Emily K.D. Smith

Graduate Student

Specialization

Archaeology

  • Alcohol consumption practice, identity, entanglement
  • African Archaeology, primarily centered on Egyptian and Nubian interaction near the Third Cataract of the Nile 

Education

M.A. University of California, Santa Barbara.

B.A College of William and Mary

Research

My research is focused on alcohol consumption practice in the ancient Nubian world. The ways in which individuals drink is socially, and culturally, constructed - patterns of behavior are distinctive, identifiable, and mark boundaries of group inclusion or exclusion. Humans have engaged with alcohols in a variety of different ways across time and space, and the different ways in which the ancient Nubians and Egyptians engaged with and consumed alcohols were reflective of deeply meaningful understandings of the myriad roles that consumption played within their broader cosmological worlds.

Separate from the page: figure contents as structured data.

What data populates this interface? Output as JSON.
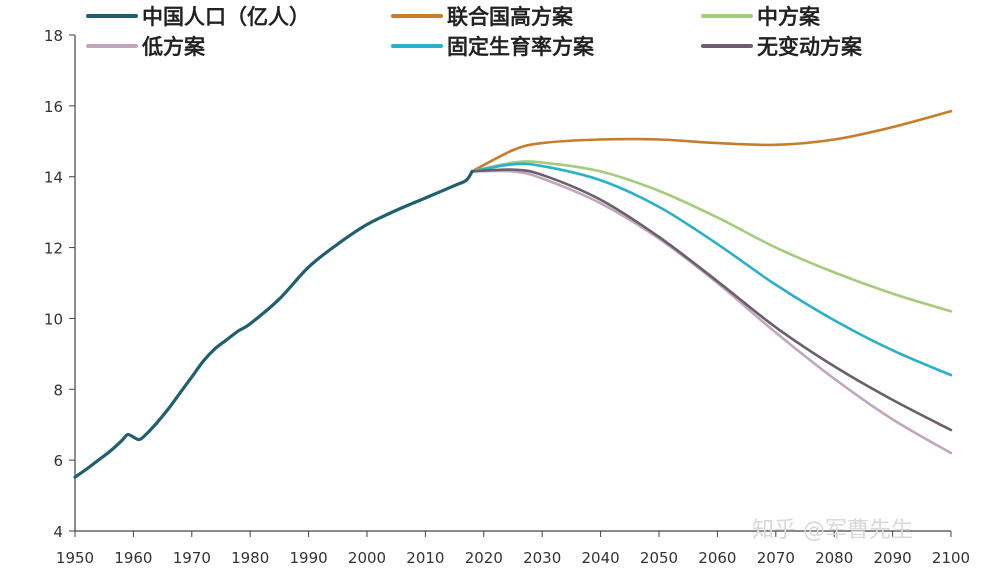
{
  "chart_data": {
    "type": "line",
    "title": "",
    "xlabel": "",
    "ylabel": "",
    "xlim": [
      1950,
      2100
    ],
    "ylim": [
      4,
      18
    ],
    "xticks": [
      1950,
      1960,
      1970,
      1980,
      1990,
      2000,
      2010,
      2020,
      2030,
      2040,
      2050,
      2060,
      2070,
      2080,
      2090,
      2100
    ],
    "yticks": [
      4,
      6,
      8,
      10,
      12,
      14,
      16,
      18
    ],
    "grid": false,
    "legend_position": "top",
    "series": [
      {
        "name": "中国人口（亿人）",
        "color": "#1f5f6f",
        "width": 3.2,
        "x": [
          1950,
          1952,
          1954,
          1956,
          1958,
          1959,
          1960,
          1961,
          1962,
          1964,
          1966,
          1968,
          1970,
          1972,
          1974,
          1976,
          1978,
          1980,
          1985,
          1990,
          1995,
          2000,
          2005,
          2010,
          2015,
          2017,
          2018
        ],
        "y": [
          5.52,
          5.75,
          6.0,
          6.25,
          6.55,
          6.72,
          6.65,
          6.58,
          6.7,
          7.05,
          7.45,
          7.9,
          8.35,
          8.8,
          9.15,
          9.4,
          9.65,
          9.85,
          10.55,
          11.45,
          12.1,
          12.65,
          13.05,
          13.4,
          13.75,
          13.9,
          14.15
        ]
      },
      {
        "name": "联合国高方案",
        "color": "#c77d2d",
        "width": 2.6,
        "x": [
          2018,
          2025,
          2030,
          2040,
          2050,
          2060,
          2070,
          2080,
          2090,
          2100
        ],
        "y": [
          14.15,
          14.75,
          14.95,
          15.05,
          15.05,
          14.95,
          14.9,
          15.05,
          15.4,
          15.85
        ]
      },
      {
        "name": "中方案",
        "color": "#a5cc7a",
        "width": 2.6,
        "x": [
          2018,
          2025,
          2030,
          2040,
          2050,
          2060,
          2070,
          2080,
          2090,
          2100
        ],
        "y": [
          14.15,
          14.4,
          14.4,
          14.15,
          13.6,
          12.85,
          12.0,
          11.3,
          10.7,
          10.2
        ]
      },
      {
        "name": "低方案",
        "color": "#c0a8bc",
        "width": 2.6,
        "x": [
          2018,
          2025,
          2030,
          2040,
          2050,
          2060,
          2070,
          2080,
          2090,
          2100
        ],
        "y": [
          14.15,
          14.15,
          13.95,
          13.25,
          12.25,
          11.0,
          9.6,
          8.3,
          7.15,
          6.2
        ]
      },
      {
        "name": "固定生育率方案",
        "color": "#2ab0c8",
        "width": 2.6,
        "x": [
          2018,
          2025,
          2030,
          2040,
          2050,
          2060,
          2070,
          2080,
          2090,
          2100
        ],
        "y": [
          14.15,
          14.35,
          14.3,
          13.9,
          13.15,
          12.1,
          10.95,
          9.95,
          9.1,
          8.4
        ]
      },
      {
        "name": "无变动方案",
        "color": "#6b5f6b",
        "width": 2.6,
        "x": [
          2018,
          2025,
          2030,
          2040,
          2050,
          2060,
          2070,
          2080,
          2090,
          2100
        ],
        "y": [
          14.15,
          14.2,
          14.05,
          13.35,
          12.3,
          11.05,
          9.75,
          8.65,
          7.7,
          6.85
        ]
      }
    ],
    "watermark": "知乎 @军曹先生"
  }
}
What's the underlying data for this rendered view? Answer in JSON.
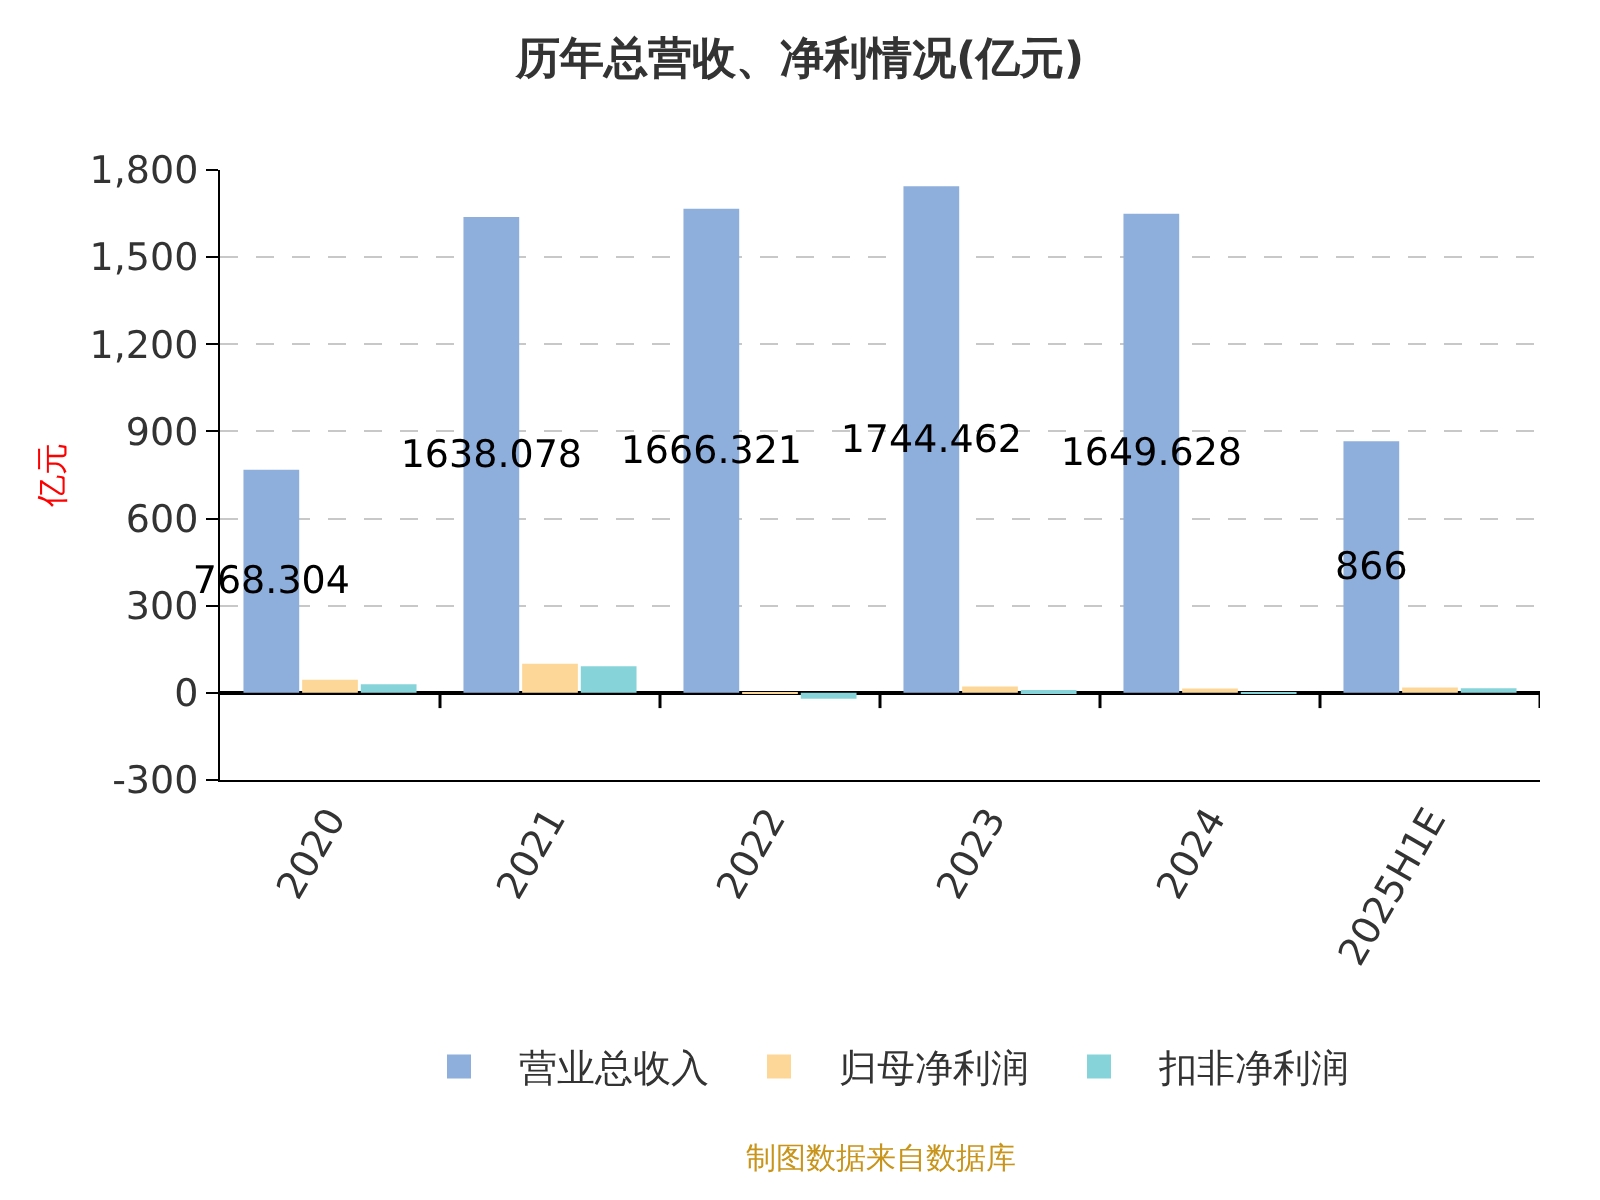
{
  "chart_data": {
    "type": "bar",
    "title": "历年总营收、净利情况(亿元)",
    "ylabel": "亿元",
    "categories": [
      "2020",
      "2021",
      "2022",
      "2023",
      "2024",
      "2025H1E"
    ],
    "series": [
      {
        "name": "营业总收入",
        "color": "#8eaedb",
        "values": [
          768.304,
          1638.078,
          1666.321,
          1744.462,
          1649.628,
          866
        ],
        "value_labels": [
          "768.304",
          "1638.078",
          "1666.321",
          "1744.462",
          "1649.628",
          "866"
        ]
      },
      {
        "name": "归母净利润",
        "color": "#fdd797",
        "values": [
          45,
          100,
          1,
          22,
          15,
          18
        ]
      },
      {
        "name": "扣非净利润",
        "color": "#86d4d9",
        "values": [
          30,
          92,
          -20,
          10,
          1,
          16
        ]
      }
    ],
    "ylim": [
      -300,
      1800
    ],
    "yticks": [
      -300,
      0,
      300,
      600,
      900,
      {
        "value": 1200,
        "label": "1,200"
      },
      {
        "value": 1500,
        "label": "1,500"
      },
      {
        "value": 1800,
        "label": "1,800"
      }
    ],
    "grid": "y",
    "legend": "bottom",
    "annotations": [
      "制图数据来自数据库"
    ]
  }
}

My current project looks at the role of wine consumption in the Egyptian colonial frontier - centered on the Egyptian fortress towns of Tombos and Aksut - in order to understand how class status and entangled ethnic relationships are reflected in the adoption, manipulation, or rejection of prestige consumption practices. 

Projects

The Tombos Archaeological Project - http://tombos.org

Courses

ANTH 138TS: This course covers selected topics on the archaeology of ancient Egypt, incorporating the latest archaeological discoveries from sites across both Egypt and Sudan. We seek to place the impressive monuments Egypt is widely known for within the context of the development of Egyptian civilization. Throughout the course of this class, we will consider: How did construction of the huge pyramids and majestic temples contribute to the power and authority of the pharaohs? What was the relationship between kings, nobles, and commoners? What was life like for the people living within Egypt throughout the length of Egyptian civilization? How has the Egyptian past been deployed in the present? How do we know what we know about ancient Egypt, and how has it been incorporated into the modern ideological landscape? ANTH 138TS explores how Egyptian society and religion evolved to meet new challenges throughout the course of the 3000 years of pharaonic history. This course places an emphasis on the study of material culture as a source of information for the political, social, and economic dynamics of ancient Egypt while seeking to place Egypt rightfully within its African context.